Fortunately, the San Francisco Silent Film Festival is finally presenting renown film preservationist, and Academy Award recipient Brownlow’s complete five and a half (that’s right 5 and 1/2) hour restoration. In addition, the film will be accompanied by the American premiere of a score by composer Carl Davis, who is well known for creating music to accompany many silent films. Brownlow himself will be on hand to introduce the result of his hard labor, and Davis will conduct the Oakland East Bay Symphony in a performance of his original score.

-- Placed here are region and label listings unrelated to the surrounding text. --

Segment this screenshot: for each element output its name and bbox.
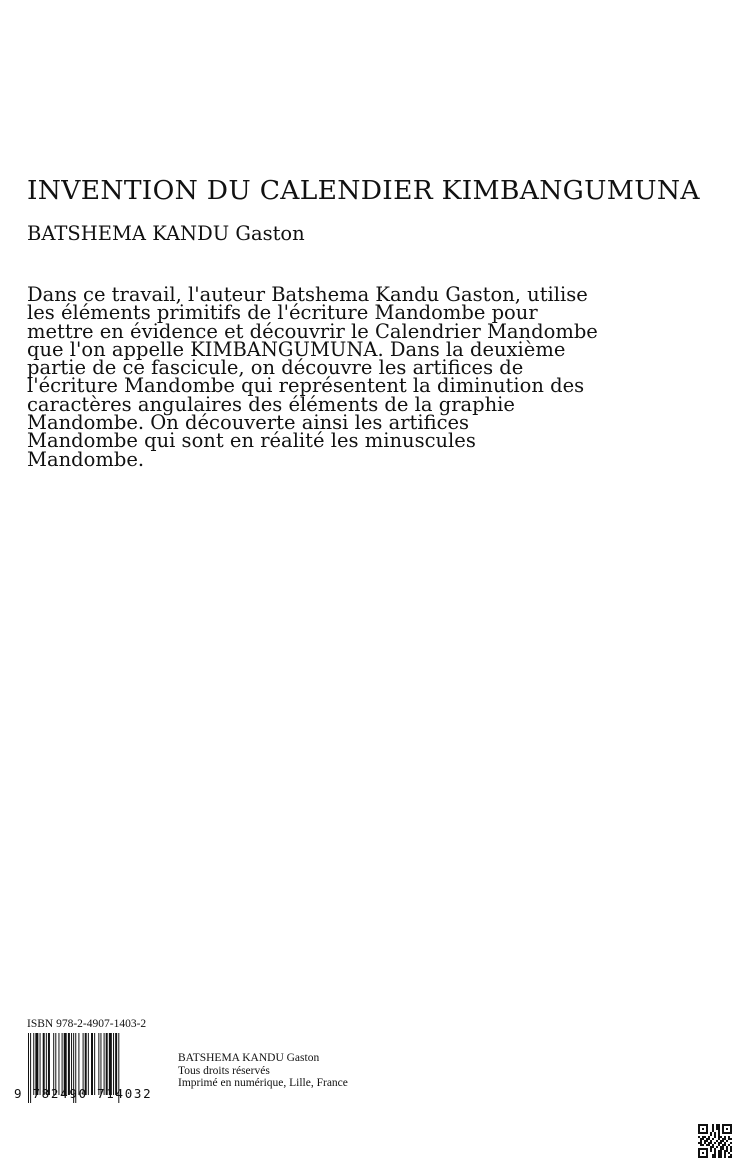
imprint-author: BATSHEMA KANDU Gaston xyxy=(178,1052,320,1064)
book-title: INVENTION DU CALENDIER KIMBANGUMUNA xyxy=(27,175,700,206)
imprint-rights: Tous droits réservés xyxy=(178,1064,270,1077)
book-blurb: Dans ce travail, l'auteur Batshema Kandu Gaston, utilise les éléments primitifs de l'écriture Mandombe pour mettre en évidence et découvrir le Calendrier Mandombe que l'on appelle KIMBANGUMUNA. Dans la deuxième partie de ce fascicule, on découvre les artifices de l'écriture Mandombe qui représentent la diminution des caractères angulaires des éléments de la graphie Mandombe. On découverte ainsi les artifices Mandombe qui sont en réalité les minuscules Mandombe. xyxy=(27,283,598,471)
book-author: BATSHEMA KANDU Gaston xyxy=(27,222,305,245)
qr-code-icon xyxy=(698,1124,732,1158)
barcode-digits: 9 782490 714032 xyxy=(14,1086,153,1101)
isbn-label: ISBN 978-2-4907-1403-2 xyxy=(27,1018,147,1030)
imprint-block xyxy=(178,1052,348,1090)
imprint-printing: Imprimé en numérique, Lille, France xyxy=(178,1077,348,1089)
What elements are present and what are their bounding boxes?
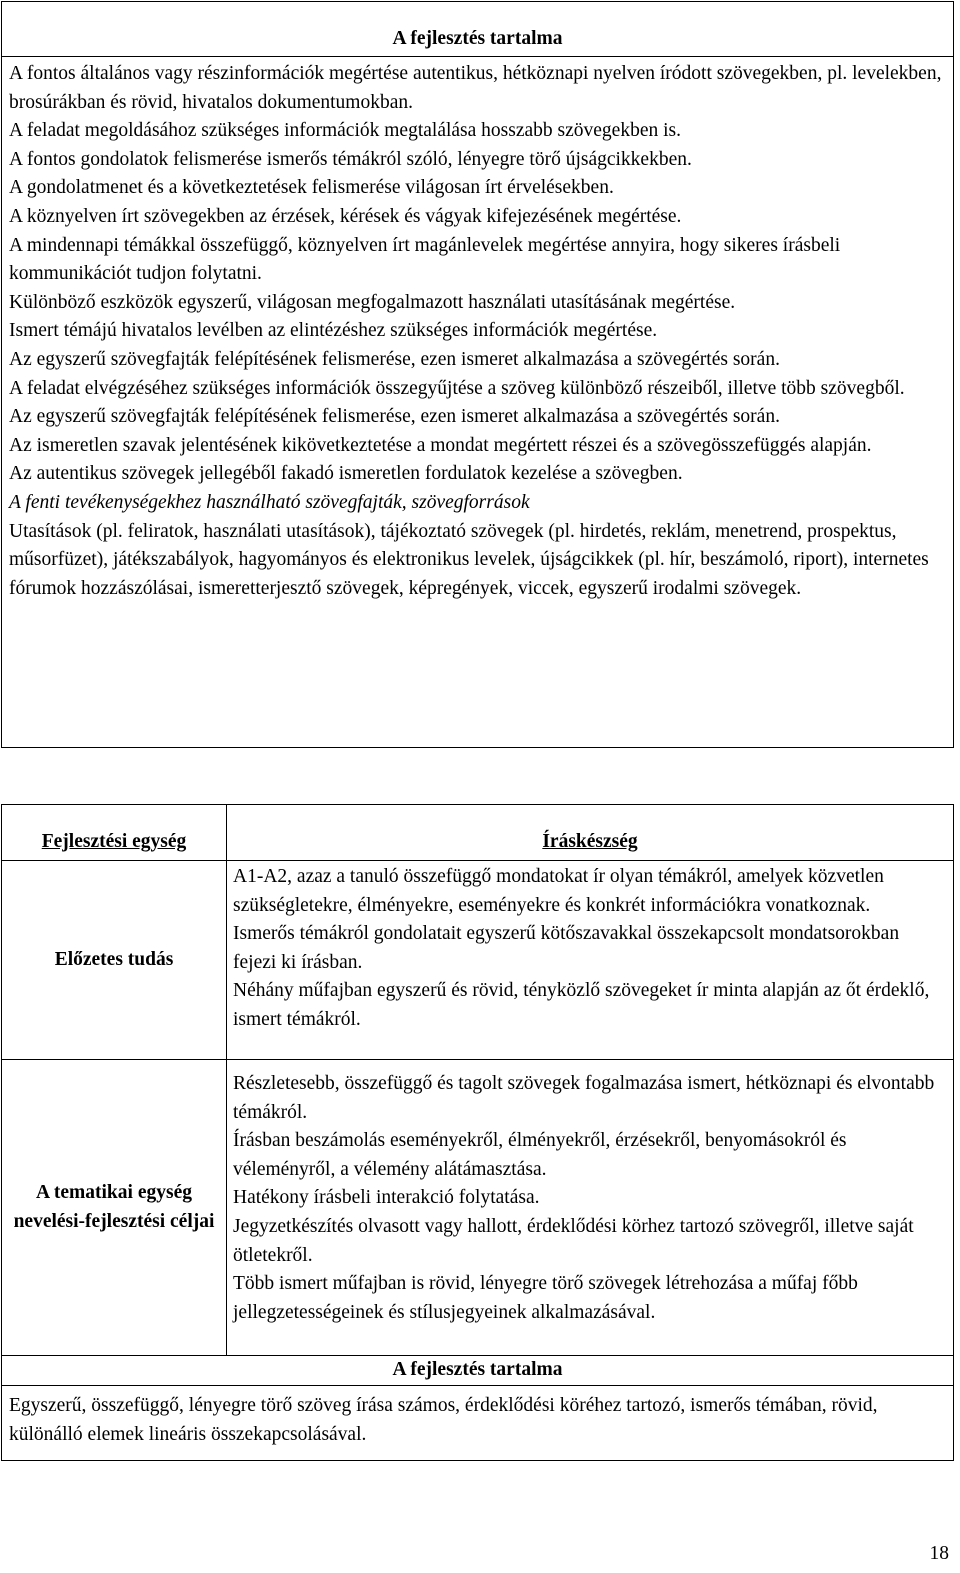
writing-skills-table	[1, 804, 954, 1461]
content-line: Az egyszerű szövegfajták felépítésének felismerése, ezen ismeret alkalmazása a szövegértés során.	[9, 406, 780, 428]
goal-line: Hatékony írásbeli interakció folytatása.	[233, 1187, 540, 1209]
goal-line: Részletesebb, összefüggő és tagolt szövegek fogalmazása ismert, hétköznapi és elvontabb témákról.	[233, 1073, 935, 1123]
goal-line: Jegyzetkészítés olvasott vagy hallott, érdeklődési körhez tartozó szövegről, illetve saját ötletekről.	[233, 1215, 914, 1266]
content-line: Az ismeretlen szavak jelentésének kikövetkeztetése a mondat megértett részei és a szövegösszefüggés alapján.	[9, 434, 872, 456]
content-cell	[2, 57, 954, 748]
content-line: Az autentikus szövegek jellegéből fakadó ismeretlen fordulatok kezelése a szövegben.	[9, 463, 683, 485]
content-subheading: A fejlesztés tartalma	[392, 1359, 563, 1381]
section-heading-text: A fejlesztés tartalma	[392, 28, 563, 50]
unit-label: Fejlesztési egység	[41, 831, 187, 853]
section-heading	[2, 2, 954, 57]
goals-label-cell	[2, 1060, 227, 1356]
content-line: A fontos általános vagy részinformációk megértése autentikus, hétköznapi nyelven íródott szövegekben, pl. levelekben, brosúrákban és rövid, hivatalos dokumentumokban.	[9, 63, 942, 113]
development-content-table	[1, 1, 954, 748]
prev-knowledge-line: Ismerős témákról gondolatait egyszerű kötőszavakkal összekapcsolt mondatsorokban fejezi ki írásban.	[233, 923, 900, 973]
prev-knowledge-cell	[227, 861, 954, 1060]
unit-value: Íráskészség	[542, 831, 638, 853]
content-line: A köznyelven írt szövegekben az érzések, kérések és vágyak kifejezésének megértése.	[9, 205, 682, 227]
content-line: A feladat megoldásához szükséges információk megtalálása hosszabb szövegekben is.	[9, 120, 681, 142]
goal-line: Írásban beszámolás eseményekről, élményekről, érzésekről, benyomásokról és véleményről, a vélemény alátámasztása.	[233, 1130, 847, 1180]
content-line: A fontos gondolatok felismerése ismerős témákról szóló, lényegre törő újságcikkekben.	[9, 148, 692, 170]
prev-knowledge-label: Előzetes tudás	[54, 948, 174, 970]
content-line: A mindennapi témákkal összefüggő, köznyelven írt magánlevelek megértése annyira, hogy sikeres írásbeli kommunikációt tudjon folytatni.	[9, 234, 841, 285]
content-line: Különböző eszközök egyszerű, világosan megfogalmazott használati utasításának megértése.	[9, 291, 736, 313]
unit-label-cell	[2, 805, 227, 861]
content-text-cell	[2, 1386, 954, 1461]
page-number: 18	[929, 1543, 949, 1564]
sources-text: Utasítások (pl. feliratok, használati utasítások), tájékoztató szövegek (pl. hirdetés, reklám, menetrend, prospektus, műsorfüzet), játékszabályok, hagyományos és elektronikus levelek, újságcikkek (pl. hír, beszámoló, riport), internetes fórumok hozzászólásai, ismeretterjesztő szövegek, képregények, viccek, egyszerű irodalmi szövegek.	[9, 520, 929, 599]
goals-label: A tematikai egység nevelési-fejlesztési céljai	[13, 1181, 215, 1232]
prev-knowledge-line: A1-A2, azaz a tanuló összefüggő mondatokat ír olyan témákról, amelyek közvetlen szükségletekre, élményekre, eseményekre és konkrét információkra vonatkoznak.	[233, 866, 884, 916]
content-line: Az egyszerű szövegfajták felépítésének felismerése, ezen ismeret alkalmazása a szövegértés során.	[9, 348, 780, 370]
goals-cell	[227, 1060, 954, 1356]
sources-heading: A fenti tevékenységekhez használható szövegfajták, szövegforrások	[9, 491, 530, 513]
content-subheading-cell	[2, 1356, 954, 1386]
content-line: A gondolatmenet és a következtetések felismerése világosan írt érvelésekben.	[9, 177, 614, 199]
prev-knowledge-line: Néhány műfajban egyszerű és rövid, tényközlő szövegeket ír minta alapján az őt érdeklő, ismert témákról.	[233, 980, 930, 1030]
prev-knowledge-label-cell	[2, 861, 227, 1060]
content-text: Egyszerű, összefüggő, lényegre törő szöveg írása számos, érdeklődési köréhez tartozó, ismerős témában, rövid, különálló elemek lineáris összekapcsolásával.	[9, 1395, 878, 1445]
goal-line: Több ismert műfajban is rövid, lényegre törő szövegek létrehozása a műfaj főbb jellegzetességeinek és stílusjegyeinek alkalmazásával.	[233, 1273, 858, 1323]
unit-value-cell	[227, 805, 954, 861]
content-line: Ismert témájú hivatalos levélben az elintézéshez szükséges információk megértése.	[9, 320, 658, 342]
content-line: A feladat elvégzéséhez szükséges információk összegyűjtése a szöveg különböző részeiből, illetve több szövegből.	[9, 377, 905, 399]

It all sounds like a modern art installation in celebration of the silver screen. And in a way that’s exactly what it is, because the exclusive engagement of the famed film (all 17 reels of it!) required the building of a special projection booth and the construction of a mammoth screen. Due to the subsequent expense and obvious technical challenges, not to mention the complicated rights issues, no other screenings are planned any where else in the US. That’s why this monumental event is being presented by the San Francisco Silent Film Festival, in association with American Zoetrope, The Film Preserve, Photoplay Productions and BFI. It’s amazing the camaraderie that results when fine cinema is on the line.

More info about this very special event, as well as remaining ticket availability, can be found by going to www.silent film.org, the society’s official website. The imdb.com’s listing of Napoleon provides a complete description of the film and some interesting bits of background and trivia. I hope it inspires you to take the leap and commit to what should be a long, but fulfilling movie experience.